Using humor, skits, props, role modeling, and hands-on exercises, the 50-60-70 something members of the nationally acclaimed Safer Sex Sluts (aka Latex Warriors) educational performance troupe (founded in 1992) will engage the audience in a unique and creative experience that will leave no one unchallenged or uneducated about safer sex. Troupe members represent a full spectrum of sexual orientations and gender identities and are an ethnic and cultural mix.
We live in a sexually ignorant, erotophobic, misogynistic culture that is perpetuated by each generation’s sexual silence and shame. The norm for this culture is white, able-bodied, young, heterosexual, and male. Add to this the 50+ newly single, widowed, divorced, and separated population, along with the assumption old/er perople are not sexual (nor do they do drugs) and you have a fast growing invisible at-risk population for HIV/AIDS/STDs. Over 10% of all new AIDS cases in the USA occur in people over the age of 50. (CDC Surveillance Report, 1997) Cases among older people may be underreported, as HIV symptoms and infections may coincide with other diseases associated with aging.
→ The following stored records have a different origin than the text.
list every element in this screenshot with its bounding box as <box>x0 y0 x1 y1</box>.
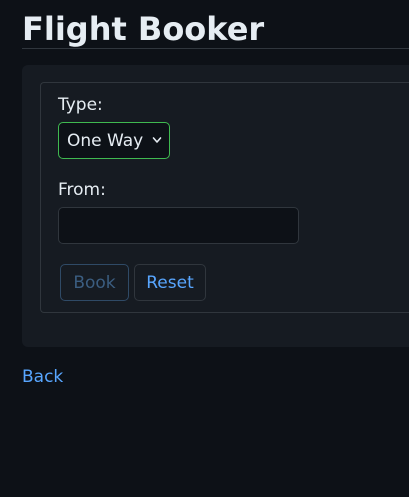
chevron-down-icon <box>152 137 162 143</box>
type-label: Type: <box>58 95 103 115</box>
type-select-value: One Way <box>67 130 144 151</box>
page: Flight Booker Type: One Way From: Book R… <box>0 0 409 497</box>
page-title: Flight Booker <box>22 10 265 48</box>
type-select[interactable]: One Way <box>58 122 170 159</box>
from-date-input[interactable] <box>58 207 299 244</box>
from-label: From: <box>58 180 106 200</box>
reset-button[interactable]: Reset <box>134 264 206 301</box>
title-divider <box>22 48 409 49</box>
back-link[interactable]: Back <box>22 366 63 388</box>
book-button[interactable]: Book <box>60 264 129 301</box>
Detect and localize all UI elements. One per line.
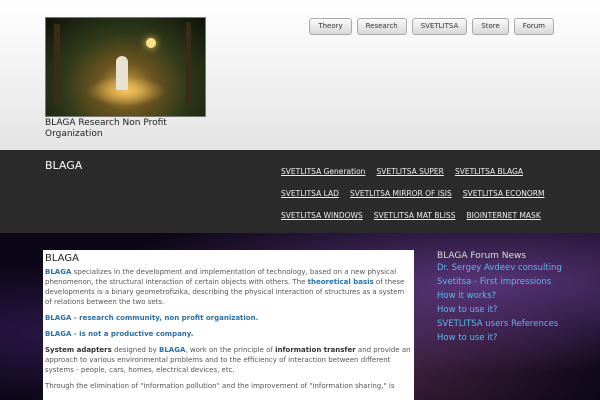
link-svetlitsa-econorm[interactable]: SVETLITSA ECONORM [463,185,545,203]
sidebar-link-user-references[interactable]: SVETLITSA users References [437,319,567,330]
information-paragraph: Through the elimination of "information … [45,382,395,390]
link-svetlitsa-super[interactable]: SVETLITSA SUPER [377,163,444,181]
header: BLAGA Research Non Profit Organization T… [0,0,600,150]
nav-research-button[interactable]: Research [356,18,407,35]
theoretical-basis-link[interactable]: theoretical basis [308,278,374,286]
sidebar-title: BLAGA Forum News [437,251,527,261]
research-community-paragraph: BLAGA - research community, non profit o… [45,314,259,322]
nav-svetlitsa-button[interactable]: SVETLITSA [411,18,468,35]
sidebar-link-how-it-works[interactable]: How it works? [437,291,567,302]
palm-tree-shape [186,22,191,104]
lamp-shape [146,38,156,48]
site-title[interactable]: BLAGA Research Non Profit Organization [45,118,215,140]
sidebar-link-avdeev[interactable]: Dr. Sergey Avdeev consulting [437,263,567,274]
link-svetlitsa-blaga[interactable]: SVETLITSA BLAGA [455,163,523,181]
link-svetlitsa-mat-bliss[interactable]: SVETLITSA MAT BLISS [374,207,456,225]
nav-store-button[interactable]: Store [472,18,509,35]
band-title: BLAGA [45,159,83,172]
blaga-link[interactable]: BLAGA [45,314,71,322]
blaga-link[interactable]: BLAGA [159,346,185,354]
sidebar-link-first-impressions[interactable]: Svetitsa - First impressions [437,277,567,288]
forum-news-sidebar: BLAGA Forum News Dr. Sergey Avdeev consu… [437,251,567,347]
link-biointernet-mask[interactable]: BIOINTERNET MASK [467,207,541,225]
sidebar-link-how-to-use[interactable]: How to use it? [437,305,567,316]
system-adapters-paragraph: System adapters designed by BLAGA, work … [45,346,411,374]
top-nav: Theory Research SVETLITSA Store Forum [309,18,554,35]
palm-tree-shape [54,24,60,104]
intro-paragraph: BLAGA specializes in the development and… [45,268,405,306]
content-heading: BLAGA [45,253,79,264]
blaga-link[interactable]: BLAGA [45,268,71,276]
link-svetlitsa-generation[interactable]: SVETLITSA Generation [281,163,365,181]
link-svetlitsa-mirror-of-isis[interactable]: SVETLITSA MIRROR OF ISIS [350,185,452,203]
blaga-link[interactable]: BLAGA [45,330,71,338]
nav-theory-button[interactable]: Theory [309,18,352,35]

And on top of ALL this are the professionals who work with elders/seniors/old people, and the retirement communities, assisted living facilities, nursing home’s management and staff who are resistant to providing HIV/AIDS/STD safer sex and sex education materials or presentations. HIV/AIDS is still associated with homosexual and bisexual youth and/or substance abusers, as if there are no gay or bi elder or substance abusers. (UCSF Center for AIDS Prevention Studies newsletter, September, 1997) Rates and numbers of seniors with sexually transmitted diseases (STDs) continue to rise. Not just HIV/AIDS but syphillis, gonorrhea, herpes, genital warts/HPV, and other STDs that are preventable. But where are the HIV/AIDS/STD prevention programs targeting old/er people? The Boomers?
Elders/seniors/old people, regardless of sexual identity, often lack even basic information about both their own sexuality and STDs, and are uncomfortable talking about these topics with potential and current partners, especially as they re-enter the “dating market” after a divorce or a long-term partner’s death. Care providers, like MDs, RNs, social workers, retirement and nursing home staff, are often awkward and uncomforable with elder sex and sexuality. Instead of pushing prevention, they perpetuate mainstream cutlture’s mistaken assumptions and silences about old/er people’s sex and sexuality. They may be extremely uncomfortable talking about sex with clients who are as old as their parents or grandparents, especially in a culture of denial and misinformation.
This workshop is designed to meet the prevention needs of seniors of all sexes, genders, and orientations who need to be more comfortable with their own sexuality and those who work with them. It is also helpful for those who will be training colleagues and staff who work with an old/er population.